Où il n'est bien sûr nullement question, ni d'automne, ni de Tokyo…

3 août 2007

À défaut d’endurcir l’intérieur…

Posté dans : l'Actualité, par Dave A. à 12:42

[À en croire le vendeur de ma papeterie locale, l’absence de sortie USB sur mon Moleskine serait tout à fait normale et il n’existerait pas de méthode pour en transférer le contenu sur ce blog, autre que par insertion manuelle et lettre-à-lettre des phrases à peine lisibles griffonnées durant mon précédent séjour loin des cieux informatisés qui sont usuellement miens. On peut dire que je me suis bien fait avoir.]

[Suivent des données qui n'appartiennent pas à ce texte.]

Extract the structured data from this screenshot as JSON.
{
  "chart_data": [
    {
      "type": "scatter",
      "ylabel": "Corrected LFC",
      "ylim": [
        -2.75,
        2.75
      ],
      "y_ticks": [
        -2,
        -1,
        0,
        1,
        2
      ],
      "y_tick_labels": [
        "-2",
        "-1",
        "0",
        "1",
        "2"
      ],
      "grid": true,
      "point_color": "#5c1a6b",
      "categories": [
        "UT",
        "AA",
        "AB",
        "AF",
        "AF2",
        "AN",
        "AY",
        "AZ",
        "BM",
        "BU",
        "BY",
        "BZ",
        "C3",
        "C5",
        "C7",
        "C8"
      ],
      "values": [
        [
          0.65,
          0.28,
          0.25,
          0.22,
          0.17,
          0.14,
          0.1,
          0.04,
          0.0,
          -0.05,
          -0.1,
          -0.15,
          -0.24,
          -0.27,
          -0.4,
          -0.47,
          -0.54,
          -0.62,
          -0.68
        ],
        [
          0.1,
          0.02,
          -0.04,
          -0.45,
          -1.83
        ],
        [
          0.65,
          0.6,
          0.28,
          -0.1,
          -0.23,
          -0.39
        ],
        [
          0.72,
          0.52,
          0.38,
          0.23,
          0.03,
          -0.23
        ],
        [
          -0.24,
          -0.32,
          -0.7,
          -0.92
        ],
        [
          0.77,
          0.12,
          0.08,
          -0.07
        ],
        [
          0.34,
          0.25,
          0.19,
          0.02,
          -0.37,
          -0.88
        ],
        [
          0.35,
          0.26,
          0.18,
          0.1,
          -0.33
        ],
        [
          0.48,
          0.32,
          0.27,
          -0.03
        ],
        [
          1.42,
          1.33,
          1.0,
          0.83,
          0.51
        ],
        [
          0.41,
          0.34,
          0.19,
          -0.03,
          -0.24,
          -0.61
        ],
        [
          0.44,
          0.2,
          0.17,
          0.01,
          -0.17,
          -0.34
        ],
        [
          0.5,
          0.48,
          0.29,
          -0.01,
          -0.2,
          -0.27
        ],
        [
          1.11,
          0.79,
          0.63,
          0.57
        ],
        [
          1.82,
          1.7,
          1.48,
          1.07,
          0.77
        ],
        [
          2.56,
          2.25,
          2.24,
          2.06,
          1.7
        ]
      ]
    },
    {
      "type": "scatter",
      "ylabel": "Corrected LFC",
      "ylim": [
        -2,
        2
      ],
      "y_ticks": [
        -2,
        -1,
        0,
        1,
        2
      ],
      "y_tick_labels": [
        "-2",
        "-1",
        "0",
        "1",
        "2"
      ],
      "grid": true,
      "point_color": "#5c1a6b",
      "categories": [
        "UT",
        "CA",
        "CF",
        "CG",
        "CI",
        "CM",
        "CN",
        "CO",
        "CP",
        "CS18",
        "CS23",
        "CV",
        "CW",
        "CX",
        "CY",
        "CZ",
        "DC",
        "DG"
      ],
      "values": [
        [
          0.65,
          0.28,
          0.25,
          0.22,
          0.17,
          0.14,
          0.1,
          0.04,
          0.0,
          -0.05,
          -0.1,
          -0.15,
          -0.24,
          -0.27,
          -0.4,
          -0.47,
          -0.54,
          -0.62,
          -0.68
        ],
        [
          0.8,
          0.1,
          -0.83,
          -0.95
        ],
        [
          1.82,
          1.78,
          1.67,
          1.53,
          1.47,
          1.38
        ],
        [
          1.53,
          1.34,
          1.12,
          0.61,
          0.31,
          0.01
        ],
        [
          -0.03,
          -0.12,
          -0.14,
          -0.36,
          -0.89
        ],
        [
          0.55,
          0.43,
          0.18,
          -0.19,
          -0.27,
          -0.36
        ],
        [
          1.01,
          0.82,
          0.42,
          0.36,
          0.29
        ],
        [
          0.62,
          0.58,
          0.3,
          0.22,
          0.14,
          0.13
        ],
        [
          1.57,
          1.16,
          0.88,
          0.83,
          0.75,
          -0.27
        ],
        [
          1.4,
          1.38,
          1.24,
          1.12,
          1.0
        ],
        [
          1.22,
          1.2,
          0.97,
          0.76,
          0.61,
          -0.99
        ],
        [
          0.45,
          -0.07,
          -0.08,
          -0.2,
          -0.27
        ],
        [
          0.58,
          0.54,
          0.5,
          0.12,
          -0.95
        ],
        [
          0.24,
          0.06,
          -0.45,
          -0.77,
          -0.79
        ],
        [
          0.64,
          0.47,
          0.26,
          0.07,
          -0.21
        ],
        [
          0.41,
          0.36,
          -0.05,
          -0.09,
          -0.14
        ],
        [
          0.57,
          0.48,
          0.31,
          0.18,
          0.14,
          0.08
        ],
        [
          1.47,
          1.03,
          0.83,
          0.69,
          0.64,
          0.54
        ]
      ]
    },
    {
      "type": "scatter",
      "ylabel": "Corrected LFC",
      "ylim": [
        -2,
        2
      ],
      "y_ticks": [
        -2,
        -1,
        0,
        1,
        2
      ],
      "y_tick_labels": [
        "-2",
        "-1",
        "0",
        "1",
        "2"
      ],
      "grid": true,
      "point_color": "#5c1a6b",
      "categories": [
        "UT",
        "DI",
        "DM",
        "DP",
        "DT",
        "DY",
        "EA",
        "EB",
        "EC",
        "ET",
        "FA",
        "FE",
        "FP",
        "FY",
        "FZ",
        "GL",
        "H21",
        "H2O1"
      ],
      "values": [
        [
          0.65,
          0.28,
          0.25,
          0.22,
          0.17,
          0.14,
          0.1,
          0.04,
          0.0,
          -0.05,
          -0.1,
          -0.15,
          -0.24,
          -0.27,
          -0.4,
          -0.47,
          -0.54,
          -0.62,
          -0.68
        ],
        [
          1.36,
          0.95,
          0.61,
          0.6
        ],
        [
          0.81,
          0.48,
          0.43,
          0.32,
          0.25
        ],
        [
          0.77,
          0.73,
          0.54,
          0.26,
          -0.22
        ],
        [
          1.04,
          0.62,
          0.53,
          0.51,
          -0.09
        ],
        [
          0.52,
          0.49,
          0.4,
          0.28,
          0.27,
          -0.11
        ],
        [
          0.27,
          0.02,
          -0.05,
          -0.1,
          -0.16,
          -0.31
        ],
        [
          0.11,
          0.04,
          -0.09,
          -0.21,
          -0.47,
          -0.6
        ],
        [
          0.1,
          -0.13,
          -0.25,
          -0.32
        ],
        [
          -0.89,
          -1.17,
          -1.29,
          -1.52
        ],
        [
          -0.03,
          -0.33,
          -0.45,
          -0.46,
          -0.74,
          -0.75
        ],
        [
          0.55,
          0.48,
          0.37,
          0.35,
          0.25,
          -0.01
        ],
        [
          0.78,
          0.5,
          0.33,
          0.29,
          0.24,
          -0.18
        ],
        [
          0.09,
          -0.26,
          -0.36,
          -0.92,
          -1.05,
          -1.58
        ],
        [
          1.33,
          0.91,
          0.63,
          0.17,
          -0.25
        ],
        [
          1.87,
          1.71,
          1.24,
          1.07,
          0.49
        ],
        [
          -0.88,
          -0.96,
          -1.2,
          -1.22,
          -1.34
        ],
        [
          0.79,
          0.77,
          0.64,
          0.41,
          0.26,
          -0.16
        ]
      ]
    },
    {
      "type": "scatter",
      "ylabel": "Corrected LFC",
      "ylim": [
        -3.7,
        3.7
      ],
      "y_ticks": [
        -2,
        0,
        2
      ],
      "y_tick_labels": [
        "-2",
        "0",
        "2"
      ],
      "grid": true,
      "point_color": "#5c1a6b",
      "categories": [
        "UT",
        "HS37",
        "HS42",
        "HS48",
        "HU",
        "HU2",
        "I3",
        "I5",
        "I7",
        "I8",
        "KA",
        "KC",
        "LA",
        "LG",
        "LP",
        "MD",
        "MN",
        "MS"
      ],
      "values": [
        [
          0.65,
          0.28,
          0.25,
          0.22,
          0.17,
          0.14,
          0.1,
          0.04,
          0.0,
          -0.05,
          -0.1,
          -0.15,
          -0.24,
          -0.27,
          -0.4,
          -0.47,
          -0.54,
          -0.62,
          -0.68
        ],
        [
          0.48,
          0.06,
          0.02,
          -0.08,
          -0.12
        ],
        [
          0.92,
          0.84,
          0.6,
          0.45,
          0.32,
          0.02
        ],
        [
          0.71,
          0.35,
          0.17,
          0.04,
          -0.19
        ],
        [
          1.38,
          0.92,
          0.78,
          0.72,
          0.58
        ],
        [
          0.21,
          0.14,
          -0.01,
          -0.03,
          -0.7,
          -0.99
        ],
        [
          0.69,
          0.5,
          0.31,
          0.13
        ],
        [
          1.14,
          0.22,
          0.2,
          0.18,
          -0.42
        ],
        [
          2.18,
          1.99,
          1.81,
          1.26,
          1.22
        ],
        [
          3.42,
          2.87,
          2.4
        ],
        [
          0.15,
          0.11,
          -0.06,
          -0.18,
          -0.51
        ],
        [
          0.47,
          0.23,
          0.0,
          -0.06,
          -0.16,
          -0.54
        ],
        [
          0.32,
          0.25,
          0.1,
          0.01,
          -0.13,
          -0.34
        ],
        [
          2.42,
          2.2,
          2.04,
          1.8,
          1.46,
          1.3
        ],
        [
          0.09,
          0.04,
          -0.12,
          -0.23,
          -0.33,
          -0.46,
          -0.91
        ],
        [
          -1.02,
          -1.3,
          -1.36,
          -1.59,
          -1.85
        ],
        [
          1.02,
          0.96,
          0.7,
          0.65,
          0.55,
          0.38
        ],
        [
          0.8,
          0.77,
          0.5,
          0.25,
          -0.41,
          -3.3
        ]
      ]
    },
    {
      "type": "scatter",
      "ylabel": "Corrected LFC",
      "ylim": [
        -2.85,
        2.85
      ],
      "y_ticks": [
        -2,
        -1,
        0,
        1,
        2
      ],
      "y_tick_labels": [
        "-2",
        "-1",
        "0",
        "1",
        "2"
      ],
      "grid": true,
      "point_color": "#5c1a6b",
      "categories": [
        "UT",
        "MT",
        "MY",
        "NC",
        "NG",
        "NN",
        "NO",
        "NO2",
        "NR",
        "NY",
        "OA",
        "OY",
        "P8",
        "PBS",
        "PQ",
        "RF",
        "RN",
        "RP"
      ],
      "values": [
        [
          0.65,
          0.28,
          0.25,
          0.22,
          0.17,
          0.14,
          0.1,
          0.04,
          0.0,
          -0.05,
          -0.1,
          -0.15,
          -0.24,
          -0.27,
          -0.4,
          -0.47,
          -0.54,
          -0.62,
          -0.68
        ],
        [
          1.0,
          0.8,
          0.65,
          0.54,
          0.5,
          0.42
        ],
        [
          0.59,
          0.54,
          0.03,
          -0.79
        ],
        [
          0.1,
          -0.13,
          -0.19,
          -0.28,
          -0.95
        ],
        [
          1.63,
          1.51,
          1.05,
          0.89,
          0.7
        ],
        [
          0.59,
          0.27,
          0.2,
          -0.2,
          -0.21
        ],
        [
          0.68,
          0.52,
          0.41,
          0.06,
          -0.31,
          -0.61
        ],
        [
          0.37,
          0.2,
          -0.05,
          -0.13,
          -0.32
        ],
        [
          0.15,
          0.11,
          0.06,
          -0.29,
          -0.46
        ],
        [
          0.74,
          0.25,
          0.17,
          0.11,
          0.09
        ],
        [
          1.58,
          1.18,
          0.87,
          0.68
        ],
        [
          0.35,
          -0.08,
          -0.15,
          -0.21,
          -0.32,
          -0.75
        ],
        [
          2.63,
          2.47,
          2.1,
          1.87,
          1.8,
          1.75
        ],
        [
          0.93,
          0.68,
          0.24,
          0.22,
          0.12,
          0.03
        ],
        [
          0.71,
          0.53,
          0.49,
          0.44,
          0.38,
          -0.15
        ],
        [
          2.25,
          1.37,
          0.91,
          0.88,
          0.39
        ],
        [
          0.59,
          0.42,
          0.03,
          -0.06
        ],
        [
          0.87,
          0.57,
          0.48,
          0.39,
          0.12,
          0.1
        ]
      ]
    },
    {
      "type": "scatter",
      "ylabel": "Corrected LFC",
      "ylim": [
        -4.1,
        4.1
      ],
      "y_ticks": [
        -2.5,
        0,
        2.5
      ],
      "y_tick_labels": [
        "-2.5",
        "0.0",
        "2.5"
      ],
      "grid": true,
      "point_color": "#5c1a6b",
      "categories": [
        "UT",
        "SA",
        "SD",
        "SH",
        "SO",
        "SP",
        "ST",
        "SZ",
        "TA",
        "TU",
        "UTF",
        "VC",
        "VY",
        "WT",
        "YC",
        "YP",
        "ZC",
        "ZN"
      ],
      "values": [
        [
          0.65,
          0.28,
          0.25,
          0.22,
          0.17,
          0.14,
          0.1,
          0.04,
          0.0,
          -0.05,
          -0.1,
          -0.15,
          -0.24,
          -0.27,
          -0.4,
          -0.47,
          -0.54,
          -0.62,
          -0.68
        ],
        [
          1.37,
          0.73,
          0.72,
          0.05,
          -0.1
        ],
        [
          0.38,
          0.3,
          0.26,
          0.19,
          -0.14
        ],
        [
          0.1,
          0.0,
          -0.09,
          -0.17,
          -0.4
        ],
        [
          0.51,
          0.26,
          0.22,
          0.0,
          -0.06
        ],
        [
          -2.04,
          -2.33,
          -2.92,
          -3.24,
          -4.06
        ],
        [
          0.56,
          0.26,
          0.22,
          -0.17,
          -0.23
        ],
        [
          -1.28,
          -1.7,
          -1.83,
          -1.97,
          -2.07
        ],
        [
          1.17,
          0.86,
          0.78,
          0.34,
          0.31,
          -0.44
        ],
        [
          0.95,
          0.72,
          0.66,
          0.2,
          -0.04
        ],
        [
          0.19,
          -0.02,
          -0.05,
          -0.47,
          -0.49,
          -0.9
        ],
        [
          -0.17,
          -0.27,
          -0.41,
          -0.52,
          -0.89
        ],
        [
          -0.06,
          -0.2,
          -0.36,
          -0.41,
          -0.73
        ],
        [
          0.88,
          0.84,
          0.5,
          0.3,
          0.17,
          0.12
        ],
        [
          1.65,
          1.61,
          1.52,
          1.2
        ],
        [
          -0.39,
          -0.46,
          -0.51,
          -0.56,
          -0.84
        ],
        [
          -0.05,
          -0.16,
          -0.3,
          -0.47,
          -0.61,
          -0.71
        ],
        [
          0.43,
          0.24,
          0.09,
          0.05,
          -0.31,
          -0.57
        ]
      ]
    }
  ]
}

Comme d’habitude, le choc de l’arrivée est rude. Je sais pas si c’est la moiteur de l’air qui flotte mollement au dessus du tarmac, ou la douzaine de mini-bouteilles de piquette violacée gracieusement offertes par l’hôtesse durant le vol, mais j’ai les tempes un peu bruyantes. Quelques minutes pour trouver mon chemin dans les halls flambant neufs de Suvarnabhumi. Le temps de cornaquer mon troupeau de valises jusqu’à la consigne, d’en extraire mon minuscule sac de survie et c’est avec la respiration un peu moins courte que je me dirige vers la sortie, où m’attend Ian, facilement reconnaissable au milieu des locaux à sa stature de gentil bûcheron canadien.

Ian a depuis longtemps assimilé les deux principes fondamentaux du code de la route thaïlandais: résignation bouddhiste face à une mort potentiellement imminente d’une part, conformation à l’écosystème établi d’autre part. En l’occurrence, sa cylindrée japonaise impose le respect (et la priorité) aux insignifiants tuk-tuk, mais se doit de le céder sans discussion aux conducteurs de mini-bus qui ne croient eux, ni en Dieu, ni aux feux rouges.

En traversant la véranda avec mon petit baluchon couvert de poussière, j’avise deux jeux d’échecs au milieu des tabourets en acajou. Ian attrape mon regard et me promet que nous aurons l’occasion de nous adonner à quelques interminables parties un soir prochain. Il conclue son hochement de tête par un sourire un peu mauvais dont je ne déchiffre pas bien le sens sur le moment.

Ajarn Sao, le professeur, n’a guère changé : sa stature de vieillard malingre contraste toujours autant avec ses mouvements souples et assurés et il lance ses petits éclats de rire caractéristiques à tout bout de champs dans la conversation qui se tient en bribes de japonais et d’anglais, autour des thés glacés au lait de coco qu’il nous a servi. Il se souvient parfaitement de ma dernière visite et semble authentiquement ravi que j’ai fini par accepter cette invitation, somme toute lancée à la légère et plus comme une politesse qu’une véritable attente. Je vérifie que Ian l’a bien entretenu des ambitions fort limitées de mon séjour et le remercie profusément de tolérer ma présence temporaire pour d’aussi insignifiants motifs. Il m’assure que cela ne perturbera en rien le déroulement habituel de ses leçons mais qu’il me faudra me plier aux règles de l’endroit. Je lui réponds que cela sera un plaisir. Il arbore alors le même petit sourire que Ian quelques instants plus tôt, moins narquois, tout aussi mystérieux.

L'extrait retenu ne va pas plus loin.